There are certainly perks that come with having a road named in your honor. Joel Katz found this out a few years back when he was stopped for speeding along Atlanta’s Joel Katz Parkway. “I got pulled over on Joel Katz Parkway and the cop said, ‘You know what, I can’t give you a ticket,’ ” he recalls with a laugh “But I deserved one—I was going pretty fast.” It wasn’t the first time that Atlanta had been lucky for Katz.
A certified Yankee, the Queens native won a scholarship to study law at the University of Tennessee and, after graduating, never went north again. Katz first came to Atlanta in 1969 to take an entry-level job at the Department of Housing and Urban Development, but he found himself wanting for more exciting work. He tried his hand at teaching before setting up what he calls a “pathetically small” practice in Downtown Atlanta, sharing an office with four equally green lawyers and one communal assistant.

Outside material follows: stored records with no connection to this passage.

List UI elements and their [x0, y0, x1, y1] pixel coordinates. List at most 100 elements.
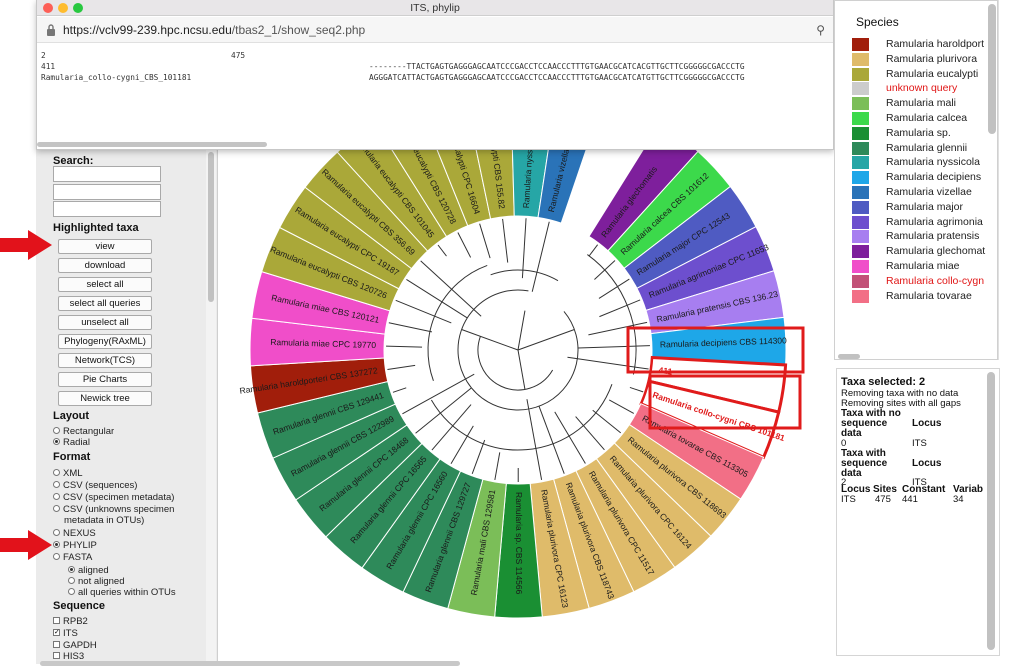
format-phylip-option[interactable]: PHYLIP — [53, 540, 97, 551]
arrow-head-icon — [28, 530, 52, 560]
search-input-1[interactable] — [53, 166, 161, 182]
legend-item[interactable]: Ramularia plurivora — [852, 52, 997, 66]
maximize-window-icon[interactable] — [73, 3, 83, 13]
legend-vertical-scrollbar[interactable] — [988, 4, 996, 134]
option-label: PHYLIP — [63, 540, 97, 551]
newick-tree-button[interactable]: Newick tree — [58, 391, 152, 406]
species-legend-panel[interactable]: Species Ramularia haroldport Ramularia pl… — [834, 0, 998, 360]
legend-item[interactable]: Ramularia tovarae — [852, 289, 997, 303]
radio-checked-icon[interactable] — [68, 565, 75, 573]
option-label: all queries within OTUs — [78, 587, 176, 598]
select-all-queries-button[interactable]: select all queries — [58, 296, 152, 311]
legend-item[interactable]: Ramularia decipiens — [852, 171, 997, 185]
legend-item[interactable]: Ramularia nyssicola — [852, 156, 997, 170]
option-label: Rectangular — [63, 426, 115, 437]
left-panel-scroll-thumb[interactable] — [208, 152, 214, 302]
phylogeny-raxml-button[interactable]: Phylogeny(RAxML) — [58, 334, 152, 349]
select-all-button[interactable]: select all — [58, 277, 152, 292]
radio-icon[interactable] — [53, 492, 60, 500]
sequence-its-checkbox[interactable]: ✓ ITS — [53, 628, 78, 639]
phylip-popup-window[interactable]: ITS, phylip https://vclv99-239.hpc.ncsu.… — [36, 0, 834, 150]
legend-item[interactable]: Ramularia vizellae — [852, 186, 997, 199]
option-label: FASTA — [63, 552, 93, 563]
with-data-locus-header: Locus — [912, 458, 942, 469]
option-label: NEXUS — [63, 528, 96, 539]
popup-url-bar[interactable]: https://vclv99-239.hpc.ncsu.edu/tbas2_1/… — [37, 17, 833, 43]
legend-item[interactable]: Ramularia mali — [852, 97, 997, 111]
legend-swatch — [852, 141, 869, 155]
phylogeny-tree-view[interactable]: Ramularia glechomatis Ramularia calcea CB… — [218, 150, 830, 665]
legend-species-name: Ramularia agrimonia — [886, 215, 983, 228]
tree-leaf-label[interactable]: Ramularia sp. CBS 114566 — [514, 492, 524, 595]
align-aligned-option[interactable]: aligned — [68, 565, 109, 576]
checkbox-icon[interactable] — [53, 640, 60, 648]
radio-checked-icon[interactable] — [53, 437, 60, 445]
layout-radial-option[interactable]: Radial — [53, 437, 90, 448]
taxa-panel-scrollbar[interactable] — [987, 372, 995, 650]
page-horizontal-scrollbar[interactable] — [40, 661, 460, 666]
layout-rectangular-option[interactable]: Rectangular — [53, 426, 114, 437]
format-nexus-option[interactable]: NEXUS — [53, 528, 96, 539]
legend-horizontal-scrollbar[interactable] — [838, 354, 860, 359]
radio-icon[interactable] — [53, 528, 60, 536]
download-button[interactable]: download — [58, 258, 152, 273]
radio-icon[interactable] — [53, 504, 60, 512]
tree-leaf-segment[interactable] — [537, 150, 604, 224]
no-data-locus: ITS — [912, 438, 927, 449]
minimize-window-icon[interactable] — [58, 3, 68, 13]
format-csv-unknowns-option[interactable]: CSV (unknowns specimen — [53, 504, 174, 515]
popup-horizontal-scrollbar[interactable] — [37, 142, 267, 147]
option-label: CSV (unknowns specimen — [63, 504, 175, 515]
radio-icon[interactable] — [68, 576, 75, 584]
phylip-seq-name-1: 411 — [41, 62, 56, 71]
legend-item[interactable]: Ramularia eucalypti — [852, 67, 997, 81]
radial-tree-svg[interactable]: Ramularia glechomatisRamularia calcea CB… — [218, 150, 830, 665]
phylip-header-ntaxa: 2 — [41, 51, 46, 60]
legend-item[interactable]: Ramularia sp. — [852, 126, 997, 140]
radio-icon[interactable] — [68, 587, 75, 595]
legend-item[interactable]: Ramularia collo-cygn — [852, 274, 997, 288]
search-input-3[interactable] — [53, 201, 161, 217]
legend-item[interactable]: Ramularia agrimonia — [852, 215, 997, 229]
legend-item[interactable]: unknown query — [852, 82, 997, 96]
radio-checked-icon[interactable] — [53, 540, 60, 548]
popup-titlebar[interactable]: ITS, phylip — [37, 0, 833, 16]
phylip-seq-data-2: AGGGATCATTACTGAGTGAGGGAGCAATCCCGACCTCCAA… — [369, 73, 745, 82]
network-tcs-button[interactable]: Network(TCS) — [58, 353, 152, 368]
sequence-rpb2-checkbox[interactable]: RPB2 — [53, 616, 88, 627]
legend-species-name: Ramularia plurivora — [886, 52, 978, 65]
close-window-icon[interactable] — [43, 3, 53, 13]
legend-item[interactable]: Ramularia pratensis — [852, 230, 997, 244]
format-csv-sequences-option[interactable]: CSV (sequences) — [53, 480, 137, 491]
view-button[interactable]: view — [58, 239, 152, 254]
popup-url-text[interactable]: https://vclv99-239.hpc.ncsu.edu/tbas2_1/… — [63, 23, 365, 37]
radio-icon[interactable] — [53, 426, 60, 434]
legend-item[interactable]: Ramularia haroldport — [852, 38, 997, 51]
search-input-2[interactable] — [53, 184, 161, 200]
legend-item[interactable]: Ramularia glennii — [852, 141, 997, 155]
legend-swatch — [852, 97, 869, 111]
legend-item[interactable]: Ramularia glechomat — [852, 245, 997, 259]
legend-item[interactable]: Ramularia major — [852, 200, 997, 214]
pie-charts-button[interactable]: Pie Charts — [58, 372, 152, 387]
checkbox-icon[interactable] — [53, 651, 60, 659]
radio-icon[interactable] — [53, 552, 60, 560]
format-fasta-option[interactable]: FASTA — [53, 552, 92, 563]
legend-item[interactable]: Ramularia calcea — [852, 112, 997, 125]
unselect-all-button[interactable]: unselect all — [58, 315, 152, 330]
legend-species-name: Ramularia pratensis — [886, 230, 980, 243]
align-all-queries-option[interactable]: all queries within OTUs — [68, 587, 176, 598]
format-xml-option[interactable]: XML — [53, 468, 83, 479]
legend-swatch — [852, 260, 869, 273]
legend-item[interactable]: Ramularia miae — [852, 260, 997, 273]
align-not-aligned-option[interactable]: not aligned — [68, 576, 124, 587]
radio-icon[interactable] — [53, 468, 60, 476]
zoom-icon[interactable]: ⚲ — [816, 23, 825, 37]
checkbox-icon[interactable] — [53, 616, 60, 624]
sequence-gapdh-checkbox[interactable]: GAPDH — [53, 640, 97, 651]
format-csv-metadata-option[interactable]: CSV (specimen metadata) — [53, 492, 174, 503]
checkbox-checked-icon[interactable]: ✓ — [53, 628, 60, 636]
radio-icon[interactable] — [53, 480, 60, 488]
stats-variable: 34 — [953, 494, 964, 505]
lock-icon — [47, 24, 55, 36]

Despite these humble beginnings, today the 71-year-old Katz is the chair of Global Entertainment and Media Practice at the powerhouse law firm Greenberg Traurig. He’s not only a social staple whose philanthropic work has raised millions, he’s also arguably Atlanta’s most impressive attorney. How did that happen? To hear Katz tell it, his success has hinged on his chance meeting with his very first client.
“In 1971, James Brown was the biggest star in the world,” Katz explains, and the two of them had been introduced by a former student of Katz’s, a friend of a friend of the Hardest Working Man in Show Business. At the time, Brown needed someone to negotiate a contract with his new record label, requesting, among other things, a private jet and about $5 million. Katz had no experience conducting a deal of that magnitude, making him oblivious to the fact that Brown was requesting remuneration beyond what any experienced lawyer would be comfortable chasing. “He said, ‘You’ve never done one of these contracts, right?’ And I said, ‘Never,’ ” Katz recalls. “He said, ‘Great, you’re just what I want.’ And he hired me.”

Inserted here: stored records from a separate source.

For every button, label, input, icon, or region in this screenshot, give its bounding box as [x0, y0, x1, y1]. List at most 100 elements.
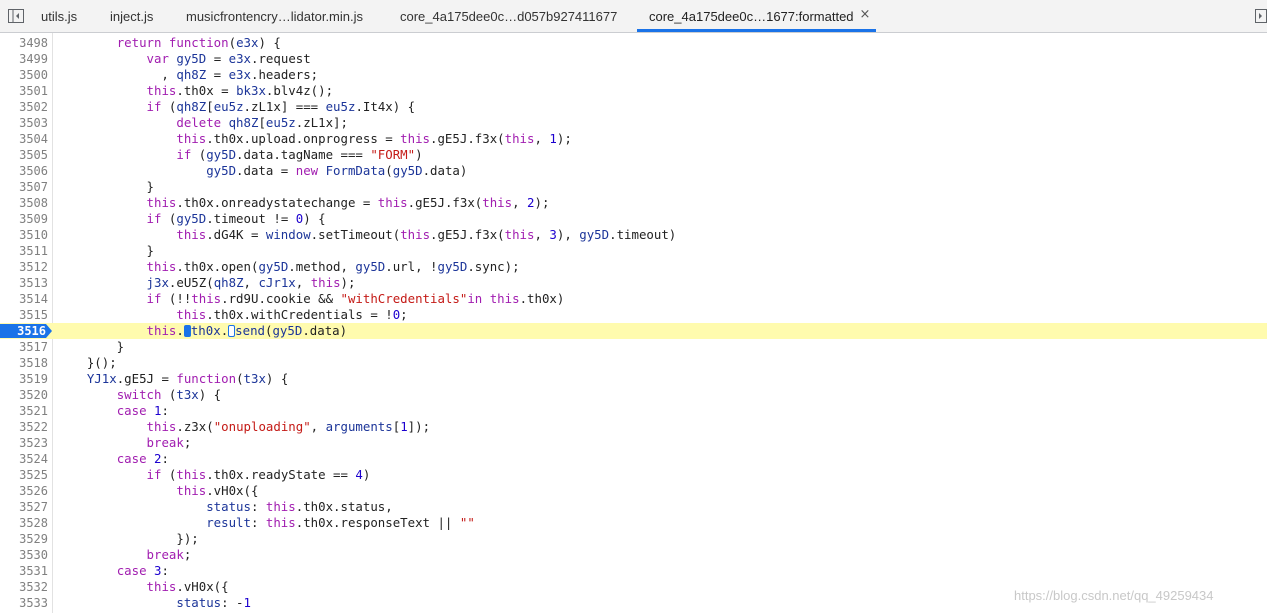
- code-line[interactable]: 3518 }();: [0, 355, 1267, 371]
- line-number[interactable]: 3509: [0, 211, 48, 227]
- inline-breakpoint-marker[interactable]: [183, 325, 191, 337]
- toggle-navigator-icon[interactable]: [8, 9, 24, 23]
- line-number[interactable]: 3533: [0, 595, 48, 611]
- code-text: });: [57, 531, 199, 546]
- code-line[interactable]: 3522 this.z3x("onuploading", arguments[1…: [0, 419, 1267, 435]
- line-number[interactable]: 3503: [0, 115, 48, 131]
- line-number[interactable]: 3500: [0, 67, 48, 83]
- code-line[interactable]: 3503 delete qh8Z[eu5z.zL1x];: [0, 115, 1267, 131]
- line-number[interactable]: 3514: [0, 291, 48, 307]
- code-text: case 3:: [116, 563, 169, 578]
- code-editor[interactable]: 3498 return function(e3x) {3499 var gy5D…: [0, 33, 1267, 613]
- code-text: break;: [146, 547, 192, 562]
- line-number[interactable]: 3524: [0, 451, 48, 467]
- line-number[interactable]: 3518: [0, 355, 48, 371]
- code-line[interactable]: 3523 break;: [0, 435, 1267, 451]
- code-line[interactable]: 3529 });: [0, 531, 1267, 547]
- line-number[interactable]: 3525: [0, 467, 48, 483]
- line-number[interactable]: 3513: [0, 275, 48, 291]
- paused-code-line[interactable]: 3516 this. th0x. send(gy5D.data): [0, 323, 1267, 339]
- code-line[interactable]: 3511 }: [0, 243, 1267, 259]
- code-line[interactable]: 3517 }: [0, 339, 1267, 355]
- code-line[interactable]: 3500 , qh8Z = e3x.headers;: [0, 67, 1267, 83]
- line-number[interactable]: 3501: [0, 83, 48, 99]
- code-line[interactable]: 3505 if (gy5D.data.tagName === "FORM"): [0, 147, 1267, 163]
- watermark: https://blog.csdn.net/qq_49259434: [1014, 588, 1214, 603]
- code-line[interactable]: 3525 if (this.th0x.readyState == 4): [0, 467, 1267, 483]
- code-line[interactable]: 3506 gy5D.data = new FormData(gy5D.data): [0, 163, 1267, 179]
- code-line[interactable]: 3524 case 2:: [0, 451, 1267, 467]
- code-line[interactable]: 3512 this.th0x.open(gy5D.method, gy5D.ur…: [0, 259, 1267, 275]
- line-number[interactable]: 3505: [0, 147, 48, 163]
- code-line[interactable]: 3527 status: this.th0x.status,: [0, 499, 1267, 515]
- code-line[interactable]: 3498 return function(e3x) {: [0, 35, 1267, 51]
- line-number[interactable]: 3498: [0, 35, 48, 51]
- code-text: this.th0x.withCredentials = !0;: [176, 307, 408, 322]
- line-number[interactable]: 3520: [0, 387, 48, 403]
- code-line[interactable]: 3502 if (qh8Z[eu5z.zL1x] === eu5z.It4x) …: [0, 99, 1267, 115]
- tab-inject-js[interactable]: inject.js: [110, 0, 153, 32]
- code-line[interactable]: 3515 this.th0x.withCredentials = !0;: [0, 307, 1267, 323]
- line-number[interactable]: 3530: [0, 547, 48, 563]
- line-number[interactable]: 3523: [0, 435, 48, 451]
- code-text: if (!!this.rd9U.cookie && "withCredentia…: [146, 291, 565, 306]
- line-number[interactable]: 3521: [0, 403, 48, 419]
- code-text: break;: [146, 435, 192, 450]
- code-line[interactable]: 3531 case 3:: [0, 563, 1267, 579]
- close-tab-icon[interactable]: ×: [858, 8, 872, 22]
- tab-core-source[interactable]: core_4a175dee0c…d057b927411677: [400, 0, 617, 32]
- line-number[interactable]: 3527: [0, 499, 48, 515]
- line-number[interactable]: 3519: [0, 371, 48, 387]
- line-number[interactable]: 3508: [0, 195, 48, 211]
- line-number[interactable]: 3528: [0, 515, 48, 531]
- tab-core-formatted[interactable]: core_4a175dee0c…1677:formatted: [649, 0, 854, 32]
- code-line[interactable]: 3521 case 1:: [0, 403, 1267, 419]
- code-text: if (this.th0x.readyState == 4): [146, 467, 371, 482]
- line-number[interactable]: 3532: [0, 579, 48, 595]
- line-number[interactable]: 3512: [0, 259, 48, 275]
- active-tab-indicator: [637, 29, 876, 32]
- line-number[interactable]: 3531: [0, 563, 48, 579]
- line-number[interactable]: 3526: [0, 483, 48, 499]
- code-line[interactable]: 3499 var gy5D = e3x.request: [0, 51, 1267, 67]
- code-text: this.vH0x({: [176, 483, 259, 498]
- tab-utils-js[interactable]: utils.js: [41, 0, 77, 32]
- code-line[interactable]: 3508 this.th0x.onreadystatechange = this…: [0, 195, 1267, 211]
- line-number[interactable]: 3529: [0, 531, 48, 547]
- code-line[interactable]: 3520 switch (t3x) {: [0, 387, 1267, 403]
- breakpoint-line-number[interactable]: 3516: [0, 324, 52, 338]
- code-text: YJ1x.gE5J = function(t3x) {: [86, 371, 289, 386]
- code-text: this.th0x.open(gy5D.method, gy5D.url, !g…: [146, 259, 520, 274]
- line-number[interactable]: 3510: [0, 227, 48, 243]
- line-number[interactable]: 3504: [0, 131, 48, 147]
- line-number[interactable]: 3499: [0, 51, 48, 67]
- code-line[interactable]: 3509 if (gy5D.timeout != 0) {: [0, 211, 1267, 227]
- code-text: this.th0x = bk3x.blv4z();: [146, 83, 334, 98]
- code-text: case 1:: [116, 403, 169, 418]
- code-text: this.z3x("onuploading", arguments[1]);: [146, 419, 431, 434]
- line-number[interactable]: 3515: [0, 307, 48, 323]
- code-text: case 2:: [116, 451, 169, 466]
- code-line[interactable]: 3513 j3x.eU5Z(qh8Z, cJr1x, this);: [0, 275, 1267, 291]
- line-number[interactable]: 3517: [0, 339, 48, 355]
- code-line[interactable]: 3501 this.th0x = bk3x.blv4z();: [0, 83, 1267, 99]
- tab-musicfrontencry-validator[interactable]: musicfrontencry…lidator.min.js: [186, 0, 363, 32]
- line-number[interactable]: 3506: [0, 163, 48, 179]
- toggle-debugger-icon[interactable]: [1255, 9, 1267, 23]
- code-line[interactable]: 3504 this.th0x.upload.onprogress = this.…: [0, 131, 1267, 147]
- code-text: return function(e3x) {: [116, 35, 281, 50]
- code-line[interactable]: 3528 result: this.th0x.responseText || "…: [0, 515, 1267, 531]
- code-line[interactable]: 3530 break;: [0, 547, 1267, 563]
- code-line[interactable]: 3514 if (!!this.rd9U.cookie && "withCred…: [0, 291, 1267, 307]
- line-number[interactable]: 3502: [0, 99, 48, 115]
- code-text: this.vH0x({: [146, 579, 229, 594]
- code-line[interactable]: 3519 YJ1x.gE5J = function(t3x) {: [0, 371, 1267, 387]
- code-line[interactable]: 3510 this.dG4K = window.setTimeout(this.…: [0, 227, 1267, 243]
- line-number[interactable]: 3507: [0, 179, 48, 195]
- code-line[interactable]: 3526 this.vH0x({: [0, 483, 1267, 499]
- code-text: if (gy5D.data.tagName === "FORM"): [176, 147, 423, 162]
- code-text: result: this.th0x.responseText || "": [206, 515, 475, 530]
- line-number[interactable]: 3511: [0, 243, 48, 259]
- line-number[interactable]: 3522: [0, 419, 48, 435]
- code-line[interactable]: 3507 }: [0, 179, 1267, 195]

Brown wouldn’t be the last. Once word got out that Katz had negotiated that seemingly impossible deal for Brown, clients began seeking him out. In the years since, Katz has made a habit of working with some of the music industry’s greatest talents, and has brokered deals for everything from the televised broadcast of the Grammy Awards to Big Machine’s recent distribution agreement with Universal Music Group, making him the most important lawyer you may never have heard of. But there’s more to Katz than just a ferocious negotiator. What he says makes him unique is his appreciation for the creative mind. “I think that people in the arts are extremely intelligent, but they’re different than people who are in business,” he says. “They view problems differently—maybe more subjectively than objectively—and sometimes they need help with the situations they find themselves in.” It’s his job to provide that help. “I would say most of my business is counseling,” he notes. “75 percent counseling, 25 percent legal advice.”
Meanwhile, his clients praise his un-lawyer-like bedside manner. “He’s smart and hardworking, but he’s also very warm,” says Doug Morris, the Chairman and CEO of Sony Music and a client of more than two decades. “It’s different than the normal atmosphere you have with a lawyer; it’s the real thing.”
Some of that can be chalked up to southern charm. In an industry whose leaders tend to congregate in New York or Los Angeles, Katz has become a titan without leaving Atlanta, and that’s just the way he likes it.
“Atlanta’s been good to me,” he says, sitting in his Buckhead office, where the walls are hung with pieces by Roy Lichtenstein and Robert Longo as well as platinum records from his impressive roster of clients. “From not knowing one person, I got to a point where I know just about everybody.”
That’s no understatement. These days, Katz represents some of music’s biggest names—from Willie Nelson and Jimmy Buffett to the estate of Michael Jackson—and he serves as general counsel to the National Academy of Recording Arts and Sciences. He also happens to be the only lawyer ever inducted into the Georgia Music Hall of Fame. That street named after him? It was a 65th-birthday gift from his pal the governor.
Pressed for why he never left town for the more showbiz-friendly environs of a coastal metropolis, Katz confesses he prefers being a big fish in a less overwhelming pond.
“I’ve got an ordinary life in a not-very-ordinary profession, and that’s been good for me,” he says. “If I was in New York or L.A., I’d be living my business, but in Atlanta I live a relatively normal existence.”
Well, kind of. Despite his humility, Katz still travels the globe with a who’s who of international power players and handles billion-dollar deals for household names. He hosts lavish dinners for charity, owns a reported 3,300-bottle collection of fine wine and endows scholarships at schools including the University of Tennessee College of Law, Hunter College and Kennesaw State University.
Asked whether, with all the wealth and acclaim he’s collected, he feels as though he’s made it, Katz doesn’t miss a beat. “Are you kidding?” he asks. “I have the most interesting life of anyone I know.”